Os recursos literários utilizados contribuem para a imersão do leitor no universo do engenho. O memorialismo é a espinha dorsal, permitindo que Carlinhos, já adulto, revisite suas memórias com uma mistura de saudosismo e reflexão crítica. A descrição detalhada dos ambientes, personagens e costumes do engenho constrói um cenário rico e palpável. O uso de imagens sensoriais (cheiros, sons, cores) evoca a atmosfera do lugar. A oralidade é outro elemento crucial, com diálogos e a própria narração mimetizando o falar popular nordestino, conferindo autenticidade e regionalidade à obra.
A psicologia dos personagens, especialmente a de Carlinhos, é explorada com profundidade, revelando suas angústias, conflitos internos e seu processo de amadurecimento. A polifonia, embora centralizada na voz do narrador, permite a inserção de diferentes vozes e perspectivas através das histórias contadas pelos personagens secundários. A combinação desses elementos resulta em uma prosa cativante que, com a aparente ingenuidade de um menino, desvenda as complexidades de um mundo em transformação.
“Menino de Engenho” está profundamente enraizado no contexto histórico do Brasil do início do século XX, particularmente no Nordeste agrário. A obra retrata, de forma brilhante, o cenário dos engenhos paraibanos em um período de transição: o fim oficial da escravidão já havia ocorrido, mas os laços de trabalho, lealdade, respeito e dependência entre os senhores e os ex-escravos, agora trabalhadores, ainda persistiam. Essa continuidade de relações patriarcais é um dos pontos cruciais explorados pelo romance.
As críticas sociais emergem da observação atenta do cotidiano do engenho.

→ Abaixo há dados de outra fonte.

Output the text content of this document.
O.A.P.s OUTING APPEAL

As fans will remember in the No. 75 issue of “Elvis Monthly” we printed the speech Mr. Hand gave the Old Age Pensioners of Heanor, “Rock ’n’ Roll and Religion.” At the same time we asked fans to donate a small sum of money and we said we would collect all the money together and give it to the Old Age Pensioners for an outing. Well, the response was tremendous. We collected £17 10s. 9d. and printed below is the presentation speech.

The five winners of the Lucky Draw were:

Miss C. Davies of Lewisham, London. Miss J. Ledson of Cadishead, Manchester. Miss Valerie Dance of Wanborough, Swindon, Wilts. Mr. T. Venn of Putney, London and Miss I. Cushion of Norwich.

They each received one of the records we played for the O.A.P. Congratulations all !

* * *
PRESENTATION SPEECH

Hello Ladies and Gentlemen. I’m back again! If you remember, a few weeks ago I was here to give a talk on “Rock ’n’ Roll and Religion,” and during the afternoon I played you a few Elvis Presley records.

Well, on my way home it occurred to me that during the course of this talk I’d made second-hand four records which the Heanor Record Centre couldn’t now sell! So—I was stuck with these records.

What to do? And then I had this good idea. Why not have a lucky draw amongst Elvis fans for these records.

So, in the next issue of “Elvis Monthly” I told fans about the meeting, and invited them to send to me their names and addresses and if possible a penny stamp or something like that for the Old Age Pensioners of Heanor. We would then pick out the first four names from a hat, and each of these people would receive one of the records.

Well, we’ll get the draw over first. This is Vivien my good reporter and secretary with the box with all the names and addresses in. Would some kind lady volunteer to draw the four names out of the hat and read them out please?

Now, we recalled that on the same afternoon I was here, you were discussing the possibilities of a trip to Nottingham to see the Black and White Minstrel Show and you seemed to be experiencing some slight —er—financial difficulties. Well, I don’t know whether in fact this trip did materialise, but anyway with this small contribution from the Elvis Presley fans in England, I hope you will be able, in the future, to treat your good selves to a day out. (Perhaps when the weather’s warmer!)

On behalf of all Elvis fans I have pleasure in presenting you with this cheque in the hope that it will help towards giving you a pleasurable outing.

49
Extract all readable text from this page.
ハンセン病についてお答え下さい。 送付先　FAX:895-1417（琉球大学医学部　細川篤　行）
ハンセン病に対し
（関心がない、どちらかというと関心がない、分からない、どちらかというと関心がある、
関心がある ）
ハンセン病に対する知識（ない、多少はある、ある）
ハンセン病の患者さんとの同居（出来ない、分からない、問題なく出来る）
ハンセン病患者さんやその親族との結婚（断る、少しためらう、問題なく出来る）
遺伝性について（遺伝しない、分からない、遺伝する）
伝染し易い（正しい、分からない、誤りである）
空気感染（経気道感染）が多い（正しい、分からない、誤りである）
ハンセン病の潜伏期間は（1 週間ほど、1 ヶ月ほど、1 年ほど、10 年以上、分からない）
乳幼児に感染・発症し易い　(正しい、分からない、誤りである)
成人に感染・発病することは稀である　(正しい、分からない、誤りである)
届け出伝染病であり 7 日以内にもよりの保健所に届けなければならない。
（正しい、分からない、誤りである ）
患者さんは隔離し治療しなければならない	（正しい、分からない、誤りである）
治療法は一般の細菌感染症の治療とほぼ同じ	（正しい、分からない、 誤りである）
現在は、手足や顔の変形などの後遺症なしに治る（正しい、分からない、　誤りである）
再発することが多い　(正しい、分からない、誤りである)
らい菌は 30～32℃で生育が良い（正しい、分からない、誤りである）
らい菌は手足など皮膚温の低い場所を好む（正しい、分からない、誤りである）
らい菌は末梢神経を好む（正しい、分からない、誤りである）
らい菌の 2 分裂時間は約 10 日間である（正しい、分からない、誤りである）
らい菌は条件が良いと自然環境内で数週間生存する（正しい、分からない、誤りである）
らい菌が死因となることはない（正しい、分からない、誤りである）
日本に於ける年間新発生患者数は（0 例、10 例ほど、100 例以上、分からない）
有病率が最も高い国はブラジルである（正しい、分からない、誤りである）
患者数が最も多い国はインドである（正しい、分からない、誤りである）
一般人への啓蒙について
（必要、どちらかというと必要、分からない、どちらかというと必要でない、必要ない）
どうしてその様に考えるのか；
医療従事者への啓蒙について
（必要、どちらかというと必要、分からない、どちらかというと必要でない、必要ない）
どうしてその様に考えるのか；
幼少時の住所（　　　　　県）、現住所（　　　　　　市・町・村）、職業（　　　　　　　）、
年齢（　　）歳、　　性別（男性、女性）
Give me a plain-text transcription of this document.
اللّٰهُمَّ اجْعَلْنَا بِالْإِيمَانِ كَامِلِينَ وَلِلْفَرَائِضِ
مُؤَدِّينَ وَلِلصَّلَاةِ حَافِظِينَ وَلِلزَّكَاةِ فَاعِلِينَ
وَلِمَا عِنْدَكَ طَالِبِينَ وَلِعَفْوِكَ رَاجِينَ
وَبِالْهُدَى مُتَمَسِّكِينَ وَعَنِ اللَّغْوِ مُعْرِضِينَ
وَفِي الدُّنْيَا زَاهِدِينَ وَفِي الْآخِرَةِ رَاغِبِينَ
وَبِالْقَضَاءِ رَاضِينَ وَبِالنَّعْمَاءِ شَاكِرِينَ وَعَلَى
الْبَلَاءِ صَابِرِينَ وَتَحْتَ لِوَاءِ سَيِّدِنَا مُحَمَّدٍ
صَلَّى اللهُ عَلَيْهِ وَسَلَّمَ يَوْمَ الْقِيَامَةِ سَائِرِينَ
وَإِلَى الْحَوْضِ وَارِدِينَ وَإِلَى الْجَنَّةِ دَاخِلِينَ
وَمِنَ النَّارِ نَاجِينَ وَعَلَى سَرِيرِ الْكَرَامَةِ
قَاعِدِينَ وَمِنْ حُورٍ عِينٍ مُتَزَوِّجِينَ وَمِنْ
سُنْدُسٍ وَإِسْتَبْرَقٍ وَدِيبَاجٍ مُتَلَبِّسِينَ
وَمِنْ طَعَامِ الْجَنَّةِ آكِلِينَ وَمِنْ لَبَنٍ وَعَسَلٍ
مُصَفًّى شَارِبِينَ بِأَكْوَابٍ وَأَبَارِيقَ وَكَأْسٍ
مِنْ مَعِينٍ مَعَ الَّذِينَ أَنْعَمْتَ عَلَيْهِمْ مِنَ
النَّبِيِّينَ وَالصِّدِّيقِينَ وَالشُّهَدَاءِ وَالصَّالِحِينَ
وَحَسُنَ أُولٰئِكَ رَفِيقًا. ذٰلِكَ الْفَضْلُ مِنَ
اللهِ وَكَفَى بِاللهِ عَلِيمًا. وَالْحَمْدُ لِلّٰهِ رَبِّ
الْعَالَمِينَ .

A obra desvela a ambiguidade dessas relações pós-abolicionistas, onde a “servidão” e o “cuidado” ainda se misturavam em um sistema que oferecia casa, comida e proteção em troca de trabalho. Carlinhos, com sua visão infantil, mas perspicaz, expõe as hierarquias sociais, as injustiças veladas e as diferenças de tratamento, como a impunidade do Tio Juca em contraste com a punição de um negro “fora da lei”, que mesmo não sendo mais escravo, é submetido ao tronco.
A decadência dos engenhos tradicionais diante da ascensão das usinas açucareiras também é um pano de fundo significativo, embora não seja o foco principal. As dificuldades enfrentadas pelo avô José Paulino, com as secas e enchentes, sugerem a fragilidade de um modelo econômico em declínio. Além disso, a obra aborda a questão da sexualidade de forma aberta e, para a época, chocante, especialmente ao retratar a iniciação sexual precoce de Carlinhos e as reações sociais a ela, revelando os tabus e a hipocrisia de uma sociedade conservadora. A figura do avô, que mesmo sendo “justo”, age com severidade e autoritarismo, reflete as estruturas de poder da sociedade rural da época.
Título: Menino de Engenho
Autor: José Lins do Rego
Gênero: Romance
Subgênero: Romance de formação (Bildungsroman), Regionalista, Memorialista
Ano de Publicação: 1932
Movimento Literário: Modernismo (Fase Regionalista / Geração de 30)
Idioma Original: Português (Brasil)
Número de Páginas: Varia conforme a edição
Temas Principais: Infância, memória, decadência patriarcal, sexualidade, conflitos sociais, identidade, vida no engenho.